Il film si snoda attraverso un’originale articolazione, con un singolare percorso, per cui attraverso un flash-back, quasi sul finale, si ritorna indietro a tracciare la rotta precedente, che si poteva immaginare soltanto
La recensione odierna concerne l’ultima fatica cinematografica di Ferzan Ozpetek – regista turco, già autore di celebrati lungometraggi – “Allacciate le cinture”, interpretato dall’attrice polacca Kasia Smutniak, una splendida Elena e da Francesco Arca, già tronista un decennio fa, che supera con onore la prova, anche perché il personaggio di Antonio sembra veramente corrispondergli. I due impersonano soggetti apparentemente sbagliati l’uno per l’altro: Antonio sembrerebbe un superficiale e rozzo meccanico, peraltro razzista, che intrattiene un rapporto con la migliore amica della protagonista, una incolore Carolina Crescentini… Elena, invece, una più raffinata e razionale barista, già impegnata con il più affine fidanzato, reso senza troppo impegno da Francesco Scianna. Antonio ed Elena, peraltro, non si stimano e sembrerebbe dunque normale lasciar perdere, ma la passione travolge tutto e spariglia le carte… Con un salto di 13 anni ritroviamo i due protagonisti ancora insieme, ma distanti anni luce, ciascuno chiuso nel proprio universo, lontani nonostante i due figli, finché la malattia di Elena non li fa ritrovare con semplicità, uguali, ma divenuti altri … ed anche fisicamente quasi irriconoscibili… lui ha messo su pancia, lei è smagrita oltremodo e alla sua versione passionale se ne è sostituita una di donna con i piedi per terra.

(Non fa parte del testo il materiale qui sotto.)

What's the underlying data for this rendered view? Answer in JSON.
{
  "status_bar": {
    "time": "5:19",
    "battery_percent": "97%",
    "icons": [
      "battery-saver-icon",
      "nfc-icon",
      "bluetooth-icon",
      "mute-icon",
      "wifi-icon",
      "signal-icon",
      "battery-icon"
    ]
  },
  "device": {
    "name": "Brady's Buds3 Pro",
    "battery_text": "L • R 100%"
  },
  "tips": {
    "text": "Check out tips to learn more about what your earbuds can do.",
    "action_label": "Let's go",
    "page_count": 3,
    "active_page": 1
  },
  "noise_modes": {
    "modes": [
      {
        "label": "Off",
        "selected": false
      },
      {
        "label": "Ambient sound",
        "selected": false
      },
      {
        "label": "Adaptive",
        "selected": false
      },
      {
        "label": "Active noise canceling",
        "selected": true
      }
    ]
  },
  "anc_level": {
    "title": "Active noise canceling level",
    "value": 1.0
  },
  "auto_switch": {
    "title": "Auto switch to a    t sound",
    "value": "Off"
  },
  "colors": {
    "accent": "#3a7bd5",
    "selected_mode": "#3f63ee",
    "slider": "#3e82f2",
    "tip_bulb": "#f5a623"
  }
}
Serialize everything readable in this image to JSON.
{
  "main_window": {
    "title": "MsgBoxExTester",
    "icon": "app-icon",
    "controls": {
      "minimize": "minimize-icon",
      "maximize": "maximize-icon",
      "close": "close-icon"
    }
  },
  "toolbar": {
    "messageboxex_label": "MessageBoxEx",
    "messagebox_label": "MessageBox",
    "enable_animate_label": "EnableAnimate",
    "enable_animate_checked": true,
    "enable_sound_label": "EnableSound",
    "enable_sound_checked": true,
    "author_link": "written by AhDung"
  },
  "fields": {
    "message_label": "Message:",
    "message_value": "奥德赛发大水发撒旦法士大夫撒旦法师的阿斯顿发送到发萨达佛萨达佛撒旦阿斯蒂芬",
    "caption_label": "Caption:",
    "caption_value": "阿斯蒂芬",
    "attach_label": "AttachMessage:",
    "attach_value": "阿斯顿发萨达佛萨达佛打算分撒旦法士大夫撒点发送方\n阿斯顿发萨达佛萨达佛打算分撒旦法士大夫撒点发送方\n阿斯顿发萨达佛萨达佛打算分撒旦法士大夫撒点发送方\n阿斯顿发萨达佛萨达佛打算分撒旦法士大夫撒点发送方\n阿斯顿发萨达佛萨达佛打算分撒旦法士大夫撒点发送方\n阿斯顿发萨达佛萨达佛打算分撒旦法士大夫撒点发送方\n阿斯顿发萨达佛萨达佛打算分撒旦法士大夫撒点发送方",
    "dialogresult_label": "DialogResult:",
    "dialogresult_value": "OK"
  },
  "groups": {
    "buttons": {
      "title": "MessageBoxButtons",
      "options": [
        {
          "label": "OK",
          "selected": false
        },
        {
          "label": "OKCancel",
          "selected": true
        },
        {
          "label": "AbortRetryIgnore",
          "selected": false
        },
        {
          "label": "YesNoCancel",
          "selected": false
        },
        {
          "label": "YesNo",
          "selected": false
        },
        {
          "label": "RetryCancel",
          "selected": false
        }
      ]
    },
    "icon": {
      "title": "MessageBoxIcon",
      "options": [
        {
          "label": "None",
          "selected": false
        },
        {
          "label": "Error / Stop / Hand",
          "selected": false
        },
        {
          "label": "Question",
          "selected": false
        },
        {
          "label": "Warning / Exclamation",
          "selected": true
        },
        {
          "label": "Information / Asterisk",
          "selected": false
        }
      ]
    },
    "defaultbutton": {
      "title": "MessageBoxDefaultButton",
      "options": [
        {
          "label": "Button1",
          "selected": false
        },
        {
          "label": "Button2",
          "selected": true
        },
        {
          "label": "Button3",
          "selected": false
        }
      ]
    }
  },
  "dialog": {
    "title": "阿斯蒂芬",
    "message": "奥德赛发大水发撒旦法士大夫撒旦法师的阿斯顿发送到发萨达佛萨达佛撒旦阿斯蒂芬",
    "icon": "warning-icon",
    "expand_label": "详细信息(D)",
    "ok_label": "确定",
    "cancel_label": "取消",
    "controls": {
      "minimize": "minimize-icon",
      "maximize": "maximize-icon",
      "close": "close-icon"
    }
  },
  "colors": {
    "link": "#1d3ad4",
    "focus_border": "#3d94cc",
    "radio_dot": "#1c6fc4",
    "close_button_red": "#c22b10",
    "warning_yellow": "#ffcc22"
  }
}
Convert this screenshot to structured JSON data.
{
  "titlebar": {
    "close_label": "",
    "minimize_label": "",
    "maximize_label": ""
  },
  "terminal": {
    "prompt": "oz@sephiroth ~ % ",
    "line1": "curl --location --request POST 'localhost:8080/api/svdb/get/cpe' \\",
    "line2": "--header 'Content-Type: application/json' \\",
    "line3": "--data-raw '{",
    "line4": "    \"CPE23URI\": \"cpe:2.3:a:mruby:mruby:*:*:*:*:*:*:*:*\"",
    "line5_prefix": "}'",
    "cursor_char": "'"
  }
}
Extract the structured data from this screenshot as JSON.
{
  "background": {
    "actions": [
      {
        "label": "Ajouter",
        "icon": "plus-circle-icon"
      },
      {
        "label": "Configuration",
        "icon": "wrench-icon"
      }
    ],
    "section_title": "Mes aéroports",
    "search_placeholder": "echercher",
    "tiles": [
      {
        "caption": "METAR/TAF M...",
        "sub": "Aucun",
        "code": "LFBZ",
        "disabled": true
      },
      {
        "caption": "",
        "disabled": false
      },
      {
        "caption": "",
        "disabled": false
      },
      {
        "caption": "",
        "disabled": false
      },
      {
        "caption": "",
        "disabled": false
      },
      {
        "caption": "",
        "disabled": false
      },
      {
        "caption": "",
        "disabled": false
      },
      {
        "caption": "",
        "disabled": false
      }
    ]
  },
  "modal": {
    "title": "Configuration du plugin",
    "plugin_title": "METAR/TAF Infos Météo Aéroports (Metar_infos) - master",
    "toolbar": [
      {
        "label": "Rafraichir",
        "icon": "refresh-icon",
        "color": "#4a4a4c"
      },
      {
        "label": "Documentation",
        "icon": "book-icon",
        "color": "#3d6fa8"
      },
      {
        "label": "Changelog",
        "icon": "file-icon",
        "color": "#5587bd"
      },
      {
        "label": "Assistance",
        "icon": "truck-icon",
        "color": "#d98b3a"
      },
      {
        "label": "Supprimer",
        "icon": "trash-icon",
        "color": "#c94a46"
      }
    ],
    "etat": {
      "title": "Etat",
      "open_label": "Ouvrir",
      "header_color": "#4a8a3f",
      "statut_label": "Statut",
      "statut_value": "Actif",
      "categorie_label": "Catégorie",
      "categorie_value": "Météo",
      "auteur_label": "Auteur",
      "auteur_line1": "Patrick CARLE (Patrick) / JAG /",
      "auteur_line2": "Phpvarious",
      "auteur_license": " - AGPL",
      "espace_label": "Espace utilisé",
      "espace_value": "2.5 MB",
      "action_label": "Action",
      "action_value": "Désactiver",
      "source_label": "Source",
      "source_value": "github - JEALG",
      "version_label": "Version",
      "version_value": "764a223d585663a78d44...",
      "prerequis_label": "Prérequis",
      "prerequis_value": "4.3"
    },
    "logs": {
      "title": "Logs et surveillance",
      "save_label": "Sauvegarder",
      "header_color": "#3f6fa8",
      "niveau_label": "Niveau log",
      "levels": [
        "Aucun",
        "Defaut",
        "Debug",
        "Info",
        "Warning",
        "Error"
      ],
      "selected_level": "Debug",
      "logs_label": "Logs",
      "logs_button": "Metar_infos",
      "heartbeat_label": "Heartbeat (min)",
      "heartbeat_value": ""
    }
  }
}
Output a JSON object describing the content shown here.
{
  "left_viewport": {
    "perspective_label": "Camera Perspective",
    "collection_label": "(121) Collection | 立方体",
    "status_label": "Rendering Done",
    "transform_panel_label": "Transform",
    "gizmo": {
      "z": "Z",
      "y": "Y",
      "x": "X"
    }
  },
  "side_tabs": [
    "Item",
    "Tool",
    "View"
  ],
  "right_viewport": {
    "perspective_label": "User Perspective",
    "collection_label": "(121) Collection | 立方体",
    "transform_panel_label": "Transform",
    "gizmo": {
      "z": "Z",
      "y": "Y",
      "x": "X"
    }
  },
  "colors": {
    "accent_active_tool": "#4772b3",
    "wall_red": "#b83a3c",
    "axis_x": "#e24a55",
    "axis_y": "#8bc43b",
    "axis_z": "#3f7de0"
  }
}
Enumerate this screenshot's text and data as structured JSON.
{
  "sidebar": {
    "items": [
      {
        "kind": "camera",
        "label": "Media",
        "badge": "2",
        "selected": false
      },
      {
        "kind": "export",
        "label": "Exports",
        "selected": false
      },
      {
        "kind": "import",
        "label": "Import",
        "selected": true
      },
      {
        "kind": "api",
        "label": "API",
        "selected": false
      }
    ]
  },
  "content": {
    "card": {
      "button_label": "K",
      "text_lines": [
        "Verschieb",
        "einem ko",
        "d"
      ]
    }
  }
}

Il film si snoda attraverso un’originale articolazione, con un singolare percorso, per cui attraverso un flash-back, quasi sul finale, si ritorna indietro a tracciare la rotta precedente, che si poteva immaginare soltanto. Attraverso le recitazioni delle figure comprimarie, uno stravagante personaggio impersonato in maniera eccellente da Elena Sofia Ricci e di Carla Signoris in un brillante ruolo – le due si rivelano legate da affettuosa relazione – di Giulia Michelini, giovane oncologa di tutto rispetto – in una piccola-grande parte – di Filippo Scicchitano, barista gay di grande spessore umano e legato ad Elena anche per via di un passato (che si disvela poco a poco) ed infine di una svampita e super corazzata Luisa Ranieri, il lungometraggio risulta di grande spessore. L’amore, come sembra, è l’indefinibile per eccellenza ed lfine rende consapevoli di cosa conta davvero. Ti può travolgere come un treno, annullare la razionalità o divenire pacato ed adulto e trasformarsi, perché è cambiata l’esistenza e si è diversi.
La molla del cambiamento è un evento dirompente, rappresentato da un cancro al seno che colpisce Elena, evento sapientemente reso attraverso lucide descrizioni delle fasi della malattia, delle locations ospedaliere, dei trattamenti, dell’impietosa rappresentazione della protagonista calva e pallidissima, che ora combatte, ora sembra lasciarsi andare – pur avendo vicini i suoi affetti, che divengono la sua forza… – e che alla fine riesce ad uscire dal tunnel (almeno così speriamo). Le mutilazioni dalla stessa subite, nel corpo e nell’anima, sembrano effettivamente colpire anche noi che siamo con lei mentre gioca “a fare la persona sana”, indossando improbabili parrucche… La compagna di stanza, un’originale Paola Minaccioli, che purtroppo sarà soggetta ad infausta fine, è unita saldamente ad Elena dal corpo a corpo con la malattia, dall’alternarsi tempestoso di energie e senso di perdita, anche se rappresenta esteriormente una persona di grande forza ed esuberanza… le due malate sono bellissime, pur pallide e smunte, e si intuisce che entrando nella bolla della malattia vivono momenti di grande smarrimento, mutando anche la percezione del loro sé… in Elena le emozioni lasciano il segno, quelle terribili prove la rendono certa di avere tanto per cui combattere ed il rozzo Antonio si rivela un attento marito, che riesce a far percepire alla malata il proprio desiderio ed a farle ritrovare il suo corpo.
Il destino è forse il vero protagonista della pellicola, quel destino che con i suoi intrecci misteriosi può spingere ex abrupto “ad allacciare le cinture”per affrontare le turbolenze dell’esistenza. In definitiva una grande prova registica ed attoriale, con una discreta fotografia di Gianfilippo Corticelli, tiepide musiche di Pasquale Catalano ed una sapiente scrittura di Gianni Romoli e dello stesso Ferzan Ozpetek.